When the building manager and I were exchanging emails about the smoke in the hallway, she mentioned that she was looking forward to having the pigeons gone from the fire escape, but I myself was sorry we'd be losing them. While the smell of the nest was rather powerful on wet days, I’d grown fond of their little burbling sounds. Fortunately, the Bird Busters’ efforts weren’t entirely successful. The nesting area itself is closed off, but there are still plenty of birds hanging around, so I hear them as much as ever, and the smelly nest is no more.

Tom and his girlfriend borrowed a bread pan from me several weeks ago and returned it promptly the next day, clean. When I’m getting rid of stuff, I always consider Tom’s apartment as a possible outlet, and indeed he recently agreed to take an item I don’t use anymore, and when I took it upstairs to him, he said his girlfriend had something for me, as well: a brand-new, sturdy, American-made, quite handsome bread pan! Tom said she thought she might have stained mine. Can you believe that? I told Tom he has my one hundred percent permission to marry her—she is really nice! And extremely easygoing of manner, and very cute, too. I sent her a note of thanks and she wrote back that the three of us should have dinner one of these days.

I haven’t quite decided whether to keep the Internet radio or not.

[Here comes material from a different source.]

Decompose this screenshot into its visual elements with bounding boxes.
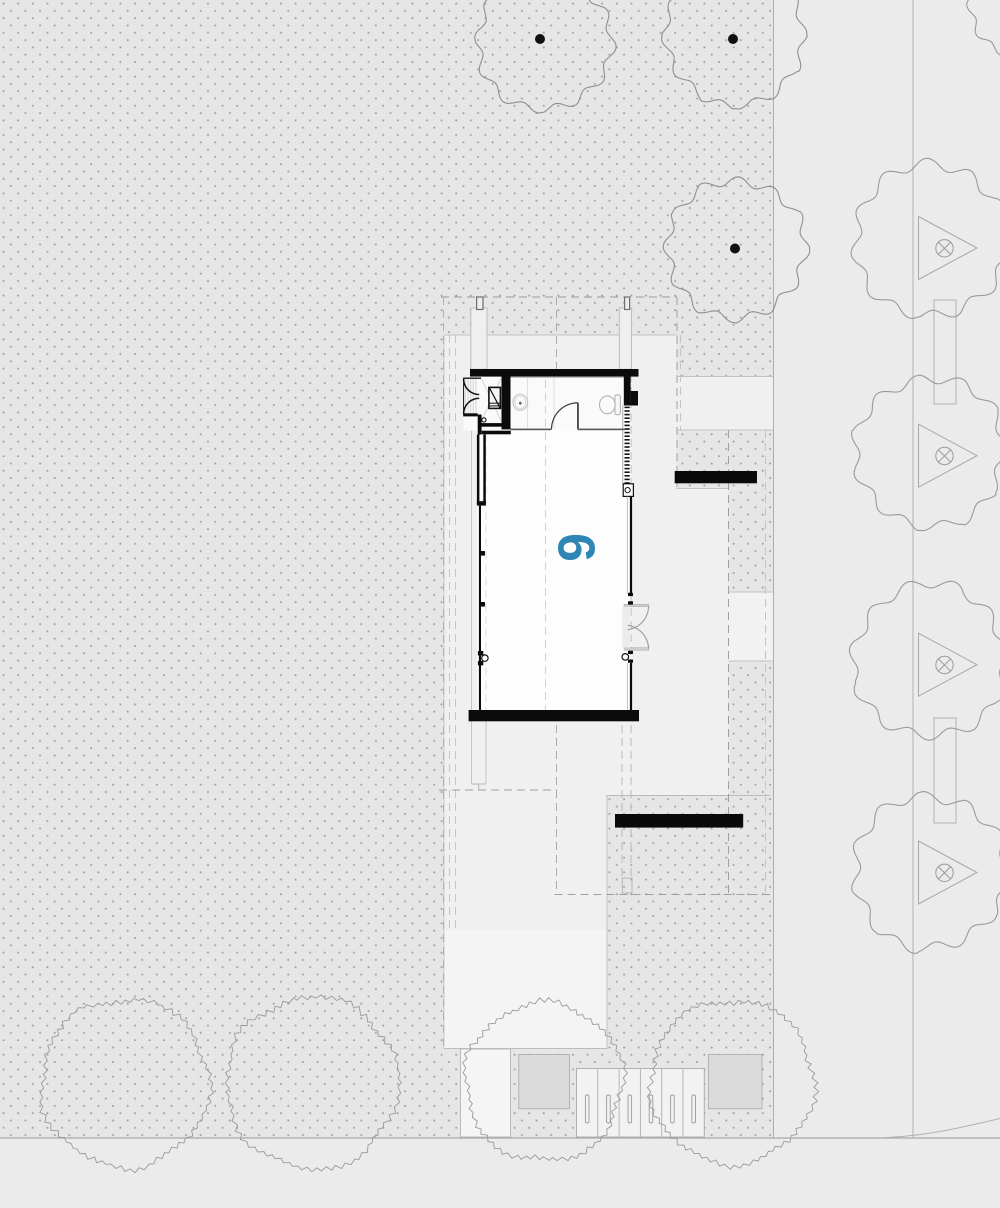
svg-text:6: 6 — [547, 533, 605, 562]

I tried listening to a dharma talk on it and it wasn’t all that satisfactory, because whereas I can still get the gist if I miss a sentence here and there of On the Media, with a dharma talk, I really want to hear every word. However, possibly everyone in the vicinity doesn’t also want to hear every word, so turning it up to a mind-bending volume might not be the thing.

It also does not switch readily at all between its two main modes, accessing the Internet and accessing my computer. It has to “update firmware” every time you change or change back, and quite often I have to go through all the setup steps again from scratch, though it does preserve my favorites. I tried assigning a static IP, but made some wrong choice somewhere and will have to try again.

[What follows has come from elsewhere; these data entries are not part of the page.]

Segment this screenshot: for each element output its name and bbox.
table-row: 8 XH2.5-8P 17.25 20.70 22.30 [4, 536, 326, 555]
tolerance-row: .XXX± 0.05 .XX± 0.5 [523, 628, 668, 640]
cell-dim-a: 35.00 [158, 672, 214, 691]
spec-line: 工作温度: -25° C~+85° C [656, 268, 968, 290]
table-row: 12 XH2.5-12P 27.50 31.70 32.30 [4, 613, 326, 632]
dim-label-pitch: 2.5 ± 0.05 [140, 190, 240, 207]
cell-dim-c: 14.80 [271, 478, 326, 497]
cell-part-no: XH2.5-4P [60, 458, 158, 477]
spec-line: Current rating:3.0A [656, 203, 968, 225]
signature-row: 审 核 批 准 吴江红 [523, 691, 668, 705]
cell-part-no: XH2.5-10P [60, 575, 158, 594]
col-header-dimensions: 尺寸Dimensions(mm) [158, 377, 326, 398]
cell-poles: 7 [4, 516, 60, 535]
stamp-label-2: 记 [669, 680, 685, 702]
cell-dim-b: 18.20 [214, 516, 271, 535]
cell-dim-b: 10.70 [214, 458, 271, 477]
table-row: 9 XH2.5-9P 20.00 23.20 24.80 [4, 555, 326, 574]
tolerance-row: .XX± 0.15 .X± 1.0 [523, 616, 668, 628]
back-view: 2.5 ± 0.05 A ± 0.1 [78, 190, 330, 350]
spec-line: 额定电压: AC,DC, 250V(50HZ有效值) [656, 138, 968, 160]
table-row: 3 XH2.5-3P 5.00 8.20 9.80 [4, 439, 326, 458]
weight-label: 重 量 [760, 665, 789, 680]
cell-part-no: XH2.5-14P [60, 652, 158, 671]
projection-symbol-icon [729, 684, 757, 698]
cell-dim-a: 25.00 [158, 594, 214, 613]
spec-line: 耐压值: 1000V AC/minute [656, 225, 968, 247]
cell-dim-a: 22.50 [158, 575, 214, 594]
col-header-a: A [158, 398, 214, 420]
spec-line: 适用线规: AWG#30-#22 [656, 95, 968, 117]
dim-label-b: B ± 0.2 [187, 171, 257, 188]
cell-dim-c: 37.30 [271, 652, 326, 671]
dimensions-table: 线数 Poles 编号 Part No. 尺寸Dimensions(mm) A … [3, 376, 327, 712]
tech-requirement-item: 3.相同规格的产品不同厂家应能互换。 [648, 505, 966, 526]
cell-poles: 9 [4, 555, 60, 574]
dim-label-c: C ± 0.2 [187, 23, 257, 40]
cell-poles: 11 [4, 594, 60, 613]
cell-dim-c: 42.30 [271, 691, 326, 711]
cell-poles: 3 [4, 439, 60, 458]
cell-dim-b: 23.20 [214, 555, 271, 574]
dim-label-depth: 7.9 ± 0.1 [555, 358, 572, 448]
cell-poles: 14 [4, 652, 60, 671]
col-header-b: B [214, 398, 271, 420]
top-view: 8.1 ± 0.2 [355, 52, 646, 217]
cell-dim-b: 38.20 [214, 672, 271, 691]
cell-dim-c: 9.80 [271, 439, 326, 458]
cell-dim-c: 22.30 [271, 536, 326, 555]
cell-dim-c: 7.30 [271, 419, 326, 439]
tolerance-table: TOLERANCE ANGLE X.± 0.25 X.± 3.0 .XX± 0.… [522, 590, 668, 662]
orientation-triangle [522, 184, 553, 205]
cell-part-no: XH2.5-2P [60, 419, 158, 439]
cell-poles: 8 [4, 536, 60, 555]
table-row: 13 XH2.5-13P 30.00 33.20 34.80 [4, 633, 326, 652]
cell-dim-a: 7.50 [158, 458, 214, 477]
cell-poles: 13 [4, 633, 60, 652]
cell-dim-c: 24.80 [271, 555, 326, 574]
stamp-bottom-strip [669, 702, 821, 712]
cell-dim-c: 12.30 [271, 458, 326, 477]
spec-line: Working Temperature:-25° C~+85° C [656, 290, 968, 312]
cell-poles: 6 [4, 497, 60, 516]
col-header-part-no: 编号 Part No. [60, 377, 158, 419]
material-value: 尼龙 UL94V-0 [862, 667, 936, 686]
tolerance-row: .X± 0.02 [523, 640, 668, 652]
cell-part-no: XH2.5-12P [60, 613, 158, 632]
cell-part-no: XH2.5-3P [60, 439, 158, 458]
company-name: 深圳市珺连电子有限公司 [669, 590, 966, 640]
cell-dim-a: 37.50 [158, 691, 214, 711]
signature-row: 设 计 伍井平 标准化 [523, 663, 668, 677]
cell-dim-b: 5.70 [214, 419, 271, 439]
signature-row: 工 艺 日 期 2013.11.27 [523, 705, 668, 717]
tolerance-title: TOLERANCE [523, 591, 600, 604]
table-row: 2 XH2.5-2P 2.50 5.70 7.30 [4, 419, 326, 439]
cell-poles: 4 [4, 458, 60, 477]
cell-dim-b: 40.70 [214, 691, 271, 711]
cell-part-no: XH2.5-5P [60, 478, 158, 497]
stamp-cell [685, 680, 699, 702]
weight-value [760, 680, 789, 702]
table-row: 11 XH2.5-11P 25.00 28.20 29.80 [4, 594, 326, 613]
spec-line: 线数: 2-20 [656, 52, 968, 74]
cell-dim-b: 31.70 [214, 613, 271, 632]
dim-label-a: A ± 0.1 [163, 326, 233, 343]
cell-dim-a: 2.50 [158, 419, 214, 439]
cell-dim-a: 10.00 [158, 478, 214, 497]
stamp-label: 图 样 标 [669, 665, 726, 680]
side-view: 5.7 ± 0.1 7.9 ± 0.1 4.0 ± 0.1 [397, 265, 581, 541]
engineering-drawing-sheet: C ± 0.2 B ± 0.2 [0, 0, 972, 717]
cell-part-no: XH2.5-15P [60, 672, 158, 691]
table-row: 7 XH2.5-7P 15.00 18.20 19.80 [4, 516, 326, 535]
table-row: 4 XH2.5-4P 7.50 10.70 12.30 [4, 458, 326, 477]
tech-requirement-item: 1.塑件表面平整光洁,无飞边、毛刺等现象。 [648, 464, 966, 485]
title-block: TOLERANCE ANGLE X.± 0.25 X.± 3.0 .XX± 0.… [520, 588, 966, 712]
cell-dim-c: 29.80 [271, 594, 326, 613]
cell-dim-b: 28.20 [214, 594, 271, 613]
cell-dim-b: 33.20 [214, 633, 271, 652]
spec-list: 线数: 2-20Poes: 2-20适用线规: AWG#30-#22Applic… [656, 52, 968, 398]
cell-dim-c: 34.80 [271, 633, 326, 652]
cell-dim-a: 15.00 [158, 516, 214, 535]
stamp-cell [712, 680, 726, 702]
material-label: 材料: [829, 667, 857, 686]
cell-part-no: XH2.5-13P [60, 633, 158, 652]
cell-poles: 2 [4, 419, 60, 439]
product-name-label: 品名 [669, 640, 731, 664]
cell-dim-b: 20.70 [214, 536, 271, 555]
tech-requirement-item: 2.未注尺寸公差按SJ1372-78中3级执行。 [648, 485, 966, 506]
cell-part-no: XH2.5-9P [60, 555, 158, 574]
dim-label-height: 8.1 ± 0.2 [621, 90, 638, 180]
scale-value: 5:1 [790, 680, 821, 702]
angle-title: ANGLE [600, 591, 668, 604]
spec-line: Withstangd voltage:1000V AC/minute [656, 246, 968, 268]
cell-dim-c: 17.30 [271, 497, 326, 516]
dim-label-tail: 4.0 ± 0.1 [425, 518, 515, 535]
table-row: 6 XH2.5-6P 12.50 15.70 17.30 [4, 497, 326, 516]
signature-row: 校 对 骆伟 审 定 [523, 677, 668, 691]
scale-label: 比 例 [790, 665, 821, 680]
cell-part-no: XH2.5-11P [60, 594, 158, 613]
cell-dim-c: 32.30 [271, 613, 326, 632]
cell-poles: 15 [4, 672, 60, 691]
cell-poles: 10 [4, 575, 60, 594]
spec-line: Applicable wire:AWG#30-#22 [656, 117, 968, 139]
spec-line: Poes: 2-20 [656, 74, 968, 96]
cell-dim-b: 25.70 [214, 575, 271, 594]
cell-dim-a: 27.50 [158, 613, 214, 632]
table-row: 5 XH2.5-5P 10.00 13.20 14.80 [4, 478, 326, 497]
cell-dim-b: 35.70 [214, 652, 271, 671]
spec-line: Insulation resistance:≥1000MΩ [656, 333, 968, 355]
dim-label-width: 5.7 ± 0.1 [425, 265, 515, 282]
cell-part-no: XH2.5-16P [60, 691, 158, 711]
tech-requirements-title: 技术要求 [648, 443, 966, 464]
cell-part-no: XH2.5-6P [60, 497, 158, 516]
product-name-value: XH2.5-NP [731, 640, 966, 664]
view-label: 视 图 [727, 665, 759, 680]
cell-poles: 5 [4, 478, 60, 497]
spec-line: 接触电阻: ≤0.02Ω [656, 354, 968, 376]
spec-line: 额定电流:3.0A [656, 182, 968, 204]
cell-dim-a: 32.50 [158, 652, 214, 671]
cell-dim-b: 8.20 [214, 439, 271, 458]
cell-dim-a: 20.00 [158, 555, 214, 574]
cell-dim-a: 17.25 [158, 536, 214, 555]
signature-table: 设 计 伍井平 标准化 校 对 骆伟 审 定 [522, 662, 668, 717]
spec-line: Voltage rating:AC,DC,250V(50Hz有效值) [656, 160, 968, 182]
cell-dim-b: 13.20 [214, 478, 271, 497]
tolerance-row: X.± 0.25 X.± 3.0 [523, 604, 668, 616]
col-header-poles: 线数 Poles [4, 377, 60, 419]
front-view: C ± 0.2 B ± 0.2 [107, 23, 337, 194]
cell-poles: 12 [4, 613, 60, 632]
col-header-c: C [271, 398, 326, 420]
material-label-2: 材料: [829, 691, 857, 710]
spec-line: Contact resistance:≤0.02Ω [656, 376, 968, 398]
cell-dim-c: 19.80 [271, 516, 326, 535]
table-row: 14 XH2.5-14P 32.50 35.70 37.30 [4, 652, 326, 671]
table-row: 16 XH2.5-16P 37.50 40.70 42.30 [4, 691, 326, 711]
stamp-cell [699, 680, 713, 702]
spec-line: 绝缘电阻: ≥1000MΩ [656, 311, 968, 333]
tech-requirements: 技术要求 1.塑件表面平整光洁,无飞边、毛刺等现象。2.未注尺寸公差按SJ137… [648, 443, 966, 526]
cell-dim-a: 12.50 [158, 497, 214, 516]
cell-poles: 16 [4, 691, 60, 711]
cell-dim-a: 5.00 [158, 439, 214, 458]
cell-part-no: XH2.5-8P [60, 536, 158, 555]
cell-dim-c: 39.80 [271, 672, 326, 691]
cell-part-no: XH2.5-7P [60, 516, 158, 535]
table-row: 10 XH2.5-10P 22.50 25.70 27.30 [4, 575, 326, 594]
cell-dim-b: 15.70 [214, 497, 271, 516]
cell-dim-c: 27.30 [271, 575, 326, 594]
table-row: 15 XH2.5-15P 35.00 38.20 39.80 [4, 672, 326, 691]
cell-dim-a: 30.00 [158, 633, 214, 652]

I actually decided I would just return it, but then I turned on the regular radio to listen to KQED, found it a bit staticky, and used the nice, clear Internet radio instead. Also, I really am enjoying listening to hours of Snakenet Metal Radio and discovering music I wouldn’t bump into anywhere else. I downloaded (bought) Grand Magus's mp3 album Hammer of the North. They’re from Stockholm.

The Snakenet band and song titles often make me chuckle: “Remains of a Remembrance,” by Lethargy of Death, or “Corporal Jigsore Quandary” by Carcass. Then of course there’s “Dead Embryonic Cells” by Sepultura and “Black Seeds of Vengeance,” by Nile. When it comes to vocalists, you have your screamers, your growlers, your vomiters, your opera singers and your high-note guys, though you’ll also find quite a large percentage of instrumentals in this genre. On rare occasion, you’ll even hear a woman’s voice.